Why a Psychologist Might Be at Your Next Interview - haidut
http://www.usnews.com/articles/business/careers/2009/06/17/why-a-psychologist-might-be-at-your-next-interview.html

======
tokenadult
How much good the psychologist actually does in the hiring process is very
iffy. Many theories of personality testing have no validation at all.

<http://www.nytimes.com/2004/10/10/books/review/10SATELL.html>

<http://www.skepdic.com/myersb.html>

<http://forums.randi.org/archive/index.php/t-42351.html>

The risk for someone who desires to be hired is that a bogus test may screen
out an eager job-seeker. And the risk for the employer is that an unvalidated
test may select less competent and less motivated employees than other hiring
processes.

------
mynameishere
Listen, just completely off topic, but something has been bothering me for a
long time.

What the hell is going on with the light-gray-on-white formats everywhere?
When did this start? And why? Who is responsible for this? Every single book,
repeat, EVERY SINGLE BOOK, going back 100s of years, uses black [1] text on
white or cream paper. There's no light gray in the world of books. This is a
consensus formed by centuries of production and consumption.

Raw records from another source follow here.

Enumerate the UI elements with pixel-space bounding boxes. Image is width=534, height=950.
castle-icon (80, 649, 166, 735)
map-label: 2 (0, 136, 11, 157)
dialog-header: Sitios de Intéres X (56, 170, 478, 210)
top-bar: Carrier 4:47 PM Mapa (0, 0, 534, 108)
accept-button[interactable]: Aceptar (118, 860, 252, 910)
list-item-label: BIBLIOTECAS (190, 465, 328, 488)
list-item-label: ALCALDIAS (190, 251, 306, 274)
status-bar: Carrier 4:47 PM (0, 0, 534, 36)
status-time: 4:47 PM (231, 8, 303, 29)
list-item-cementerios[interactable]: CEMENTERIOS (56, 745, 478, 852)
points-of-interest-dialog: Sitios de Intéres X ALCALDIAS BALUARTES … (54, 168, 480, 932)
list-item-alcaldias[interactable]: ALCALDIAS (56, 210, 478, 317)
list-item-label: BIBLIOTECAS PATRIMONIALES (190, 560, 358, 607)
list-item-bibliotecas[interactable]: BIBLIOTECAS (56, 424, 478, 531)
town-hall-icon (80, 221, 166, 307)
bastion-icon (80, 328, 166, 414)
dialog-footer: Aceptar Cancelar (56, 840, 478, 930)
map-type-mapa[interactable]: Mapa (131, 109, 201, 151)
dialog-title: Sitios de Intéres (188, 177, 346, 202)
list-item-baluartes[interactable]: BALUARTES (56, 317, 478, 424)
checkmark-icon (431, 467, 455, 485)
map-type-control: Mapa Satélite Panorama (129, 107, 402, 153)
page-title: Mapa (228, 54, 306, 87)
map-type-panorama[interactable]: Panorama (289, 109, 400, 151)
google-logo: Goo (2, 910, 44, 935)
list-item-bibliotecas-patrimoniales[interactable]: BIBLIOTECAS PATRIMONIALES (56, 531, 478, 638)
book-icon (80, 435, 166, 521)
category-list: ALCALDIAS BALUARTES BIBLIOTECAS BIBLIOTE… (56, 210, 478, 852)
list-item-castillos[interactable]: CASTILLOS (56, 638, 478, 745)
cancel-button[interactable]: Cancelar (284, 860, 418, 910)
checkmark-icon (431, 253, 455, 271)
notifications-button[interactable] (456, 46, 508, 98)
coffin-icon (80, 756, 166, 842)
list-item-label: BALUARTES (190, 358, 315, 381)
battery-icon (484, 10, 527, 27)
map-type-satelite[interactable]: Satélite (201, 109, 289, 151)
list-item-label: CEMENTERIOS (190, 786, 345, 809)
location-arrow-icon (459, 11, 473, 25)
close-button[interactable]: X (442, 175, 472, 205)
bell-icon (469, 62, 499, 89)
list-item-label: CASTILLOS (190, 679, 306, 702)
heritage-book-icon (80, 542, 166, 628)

Now, it's easy for me to go CSS -> Disable Styles -> All Styles, and so get
readable text, but the average person is just left to suffer. It's not an
isolated problem. It's like _every_ website is doing this lately. What's going
on?

[1] Really, dark purple.

------
jganetsk
Psychologists know nothing about code, so they'd be of limited use when
interviewing coders. But, I'd be curious as to what they actually can
ascertain about coders.